Henry Lawson and the Mountains

Henry Lawson is Australia’s most famous writer, known best for his short stories although he also wrote poetry. Yet the centenary of his death passed last week almost without notice. He had a few Mountain connections.

Henry was deaf and shy and had an unhappy childhood, his parents often at odds. After leaving school he found himself working for his father Peter at Mount Victoria, in 1881. Peter was a builder in a small way, and Henry’s job was to paint the cottages after they’d been put up. Most houses then were built of wood - there is not enough clay on the Mountains to make bricks, and for most people it was too expensive to bring them up from the plains.

Lawson seems to have enjoyed his time up here, and began to write verse. Poetry was hugely popular then, and published in most newspapers and magazines. But it was a particular type of poetry, light verse with mundane observations on life. It was a bit like the lyrics of pop music, and the fact it had rhythm and rhyme also gave it some of the appeal of the songs that would supplant it when radio came along. 

Henry’s grandfather also lived at Mount Victoria, as caretaker for one of the big houses, and Henry stayed with him for a while. He returned to Sydney but came back to Mount Victoria later in the decade, and wrote poems that were published in newspapers including the Lithgow Enterprise. The poems contained Lawson’s characteristic bitterness, and he began to make a small name for himself. 

Lawson made friends too, a group of five young men he later called ‘the Mountain Push’ and who would camp out or just walk around the area by day and night. Lawson was always restless, and once dragged one of these friends out of bed to walk to Blackeath so they could see Govetts Leap by moonlight.

A friend from that time recalled, ‘Henry loved the beauty of the gullies and ranges. It has been said that he had no eye for the wonders of nature, but I know differently … He enjoyed beautiful scenery in a quiet way.’

It was these friends who told Lawson the story that became his poem ‘Ghost at the Second Bridge’, about the murder of Catherine Collitts on Victoria Pass. Other yarns, about old buildings – he was particularly interested in ghosts at the time – later led to short stories.
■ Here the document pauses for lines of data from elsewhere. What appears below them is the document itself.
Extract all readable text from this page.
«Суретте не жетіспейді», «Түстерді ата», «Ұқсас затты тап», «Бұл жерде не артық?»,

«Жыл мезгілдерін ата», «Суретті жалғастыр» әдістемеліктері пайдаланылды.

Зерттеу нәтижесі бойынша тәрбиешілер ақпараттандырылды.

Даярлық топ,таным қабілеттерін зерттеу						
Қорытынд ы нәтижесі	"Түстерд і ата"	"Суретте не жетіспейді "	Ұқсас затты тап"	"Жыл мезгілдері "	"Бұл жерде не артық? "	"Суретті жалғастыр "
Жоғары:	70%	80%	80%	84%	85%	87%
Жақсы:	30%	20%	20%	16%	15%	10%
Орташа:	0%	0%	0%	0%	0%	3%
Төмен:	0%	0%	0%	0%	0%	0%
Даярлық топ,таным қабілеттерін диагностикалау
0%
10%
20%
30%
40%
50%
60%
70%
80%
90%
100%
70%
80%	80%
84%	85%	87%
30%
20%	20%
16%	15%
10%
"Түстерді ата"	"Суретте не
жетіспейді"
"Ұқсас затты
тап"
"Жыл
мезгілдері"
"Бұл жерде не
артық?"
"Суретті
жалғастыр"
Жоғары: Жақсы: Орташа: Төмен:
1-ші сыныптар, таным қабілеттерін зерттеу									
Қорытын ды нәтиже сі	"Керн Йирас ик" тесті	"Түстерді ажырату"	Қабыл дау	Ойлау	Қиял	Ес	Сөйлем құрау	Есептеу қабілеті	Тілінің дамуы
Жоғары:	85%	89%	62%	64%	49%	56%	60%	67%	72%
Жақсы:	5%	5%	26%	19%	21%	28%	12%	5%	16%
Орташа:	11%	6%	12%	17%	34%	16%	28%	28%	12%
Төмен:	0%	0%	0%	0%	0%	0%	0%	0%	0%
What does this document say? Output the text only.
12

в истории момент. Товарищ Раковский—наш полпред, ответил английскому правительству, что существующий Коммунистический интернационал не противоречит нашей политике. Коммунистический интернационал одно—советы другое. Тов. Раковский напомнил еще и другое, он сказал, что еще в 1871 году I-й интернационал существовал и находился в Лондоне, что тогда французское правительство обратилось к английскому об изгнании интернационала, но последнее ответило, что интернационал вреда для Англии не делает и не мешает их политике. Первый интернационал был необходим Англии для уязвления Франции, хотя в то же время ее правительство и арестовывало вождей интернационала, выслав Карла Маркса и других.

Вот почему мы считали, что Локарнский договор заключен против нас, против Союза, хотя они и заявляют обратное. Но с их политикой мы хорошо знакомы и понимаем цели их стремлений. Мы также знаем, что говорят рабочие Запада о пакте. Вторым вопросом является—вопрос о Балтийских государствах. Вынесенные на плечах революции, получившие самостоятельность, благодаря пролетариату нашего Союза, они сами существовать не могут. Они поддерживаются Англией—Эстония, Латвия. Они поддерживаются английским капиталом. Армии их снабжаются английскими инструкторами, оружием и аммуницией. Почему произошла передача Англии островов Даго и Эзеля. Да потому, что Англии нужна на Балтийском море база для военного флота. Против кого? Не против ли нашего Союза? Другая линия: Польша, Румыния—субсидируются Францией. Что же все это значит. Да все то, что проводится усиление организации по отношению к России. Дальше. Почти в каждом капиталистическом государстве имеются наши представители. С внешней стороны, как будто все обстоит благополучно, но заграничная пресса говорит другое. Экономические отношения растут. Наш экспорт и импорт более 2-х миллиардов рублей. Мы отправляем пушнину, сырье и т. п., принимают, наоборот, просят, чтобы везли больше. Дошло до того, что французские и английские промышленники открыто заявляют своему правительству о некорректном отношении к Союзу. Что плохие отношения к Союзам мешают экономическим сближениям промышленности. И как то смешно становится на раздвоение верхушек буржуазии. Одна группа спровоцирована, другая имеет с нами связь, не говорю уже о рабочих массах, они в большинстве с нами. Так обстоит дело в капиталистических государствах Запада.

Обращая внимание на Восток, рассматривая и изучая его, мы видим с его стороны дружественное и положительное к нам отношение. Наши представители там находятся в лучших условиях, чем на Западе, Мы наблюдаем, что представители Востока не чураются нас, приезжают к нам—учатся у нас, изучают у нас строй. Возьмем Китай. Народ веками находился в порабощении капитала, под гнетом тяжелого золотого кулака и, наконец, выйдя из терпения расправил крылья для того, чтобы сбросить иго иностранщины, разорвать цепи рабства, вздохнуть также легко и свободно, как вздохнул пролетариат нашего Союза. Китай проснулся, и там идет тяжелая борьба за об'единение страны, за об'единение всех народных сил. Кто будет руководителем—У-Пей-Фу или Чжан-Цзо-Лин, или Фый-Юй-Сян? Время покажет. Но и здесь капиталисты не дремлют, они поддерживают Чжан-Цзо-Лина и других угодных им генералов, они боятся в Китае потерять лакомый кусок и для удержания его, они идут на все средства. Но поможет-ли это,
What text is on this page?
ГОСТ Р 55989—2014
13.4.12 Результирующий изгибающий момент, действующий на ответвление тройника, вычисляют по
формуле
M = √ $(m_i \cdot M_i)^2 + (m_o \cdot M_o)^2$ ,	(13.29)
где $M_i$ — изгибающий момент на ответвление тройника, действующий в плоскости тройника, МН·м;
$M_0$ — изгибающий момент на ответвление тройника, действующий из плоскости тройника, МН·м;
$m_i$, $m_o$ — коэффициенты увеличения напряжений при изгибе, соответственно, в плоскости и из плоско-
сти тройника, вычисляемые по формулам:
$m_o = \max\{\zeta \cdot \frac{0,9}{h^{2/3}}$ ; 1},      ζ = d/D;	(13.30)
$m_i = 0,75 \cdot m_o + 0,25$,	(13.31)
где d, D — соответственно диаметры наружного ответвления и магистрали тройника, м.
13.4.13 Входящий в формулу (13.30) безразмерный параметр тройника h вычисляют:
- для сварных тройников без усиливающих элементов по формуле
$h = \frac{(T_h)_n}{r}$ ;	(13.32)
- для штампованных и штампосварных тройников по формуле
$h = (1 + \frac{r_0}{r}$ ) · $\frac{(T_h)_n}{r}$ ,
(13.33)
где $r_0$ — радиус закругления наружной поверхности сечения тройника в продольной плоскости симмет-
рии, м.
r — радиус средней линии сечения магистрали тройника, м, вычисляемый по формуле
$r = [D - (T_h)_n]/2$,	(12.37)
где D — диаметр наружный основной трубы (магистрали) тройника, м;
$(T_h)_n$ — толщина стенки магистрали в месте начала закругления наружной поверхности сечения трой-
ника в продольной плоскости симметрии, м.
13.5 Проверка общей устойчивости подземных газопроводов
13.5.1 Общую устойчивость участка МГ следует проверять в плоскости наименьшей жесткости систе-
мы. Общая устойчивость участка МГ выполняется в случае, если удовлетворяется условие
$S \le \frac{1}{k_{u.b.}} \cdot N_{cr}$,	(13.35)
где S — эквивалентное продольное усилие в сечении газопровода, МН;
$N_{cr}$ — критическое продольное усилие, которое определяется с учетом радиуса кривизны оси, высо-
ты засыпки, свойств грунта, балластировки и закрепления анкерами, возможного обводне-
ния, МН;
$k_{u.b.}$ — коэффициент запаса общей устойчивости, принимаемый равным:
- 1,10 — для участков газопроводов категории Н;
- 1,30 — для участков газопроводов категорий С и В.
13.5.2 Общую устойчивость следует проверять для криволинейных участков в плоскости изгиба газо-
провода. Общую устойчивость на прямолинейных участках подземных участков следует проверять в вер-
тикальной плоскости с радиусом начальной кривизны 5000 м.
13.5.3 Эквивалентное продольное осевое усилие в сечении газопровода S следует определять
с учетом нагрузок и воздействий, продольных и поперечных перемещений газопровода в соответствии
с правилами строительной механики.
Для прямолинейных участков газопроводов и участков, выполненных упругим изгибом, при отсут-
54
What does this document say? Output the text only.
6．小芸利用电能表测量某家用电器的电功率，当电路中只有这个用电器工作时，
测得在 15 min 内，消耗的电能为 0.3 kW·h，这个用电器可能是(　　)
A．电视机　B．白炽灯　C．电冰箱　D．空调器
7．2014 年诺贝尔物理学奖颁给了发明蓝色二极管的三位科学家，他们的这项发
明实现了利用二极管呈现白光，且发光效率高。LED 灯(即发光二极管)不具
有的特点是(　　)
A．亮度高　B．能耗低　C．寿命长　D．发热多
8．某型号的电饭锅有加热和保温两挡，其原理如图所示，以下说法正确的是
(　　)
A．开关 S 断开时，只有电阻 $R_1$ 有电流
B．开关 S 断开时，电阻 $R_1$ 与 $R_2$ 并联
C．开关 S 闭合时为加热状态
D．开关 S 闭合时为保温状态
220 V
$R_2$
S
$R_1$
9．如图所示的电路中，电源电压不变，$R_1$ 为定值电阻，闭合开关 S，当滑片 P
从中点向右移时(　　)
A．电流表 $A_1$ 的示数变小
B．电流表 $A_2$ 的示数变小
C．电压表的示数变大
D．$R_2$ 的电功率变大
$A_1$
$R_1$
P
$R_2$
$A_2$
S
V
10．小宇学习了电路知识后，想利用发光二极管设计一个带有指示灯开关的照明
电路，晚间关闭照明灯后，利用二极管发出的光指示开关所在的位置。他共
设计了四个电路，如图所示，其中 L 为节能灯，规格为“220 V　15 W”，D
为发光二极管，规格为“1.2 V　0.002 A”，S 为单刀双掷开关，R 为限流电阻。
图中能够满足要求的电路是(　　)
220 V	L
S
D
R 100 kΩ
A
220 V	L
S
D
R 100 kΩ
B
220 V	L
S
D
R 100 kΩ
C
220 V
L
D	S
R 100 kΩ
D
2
In fact, it was in the Mountains that he announced his decision to turn from verse to the prose that would make him famous.

Henry’s father died at Mount Victoria on 31 December 1888, just after seeing his son’s first story published in the Bulletin. For some reason he was buried in the cemetery at the foot of Cox’s Pass, down in Hartley Vale – I haven’t been able to find out why they took him all the way down there, instead of to the more convenient resting place in Mount Victoria.

Blue Mountain Stories - Henry Lawson and the Mountains

Lawson became a bitter and desperate alcoholic in his later life. He was given a pension by the government (rare at the time), to acknowledge his literary achievement, but the money had to be kept out of his hands to stop him from blowing it on a binge.

In January 1922 he was living at a boarding house in Leichhardt Street, Katoomba. The hope was that the Mountains might help with his physical and emotional ailments. He spent several weeks here, but apparently to little avail, for he returned to Sydney, where he died later that year.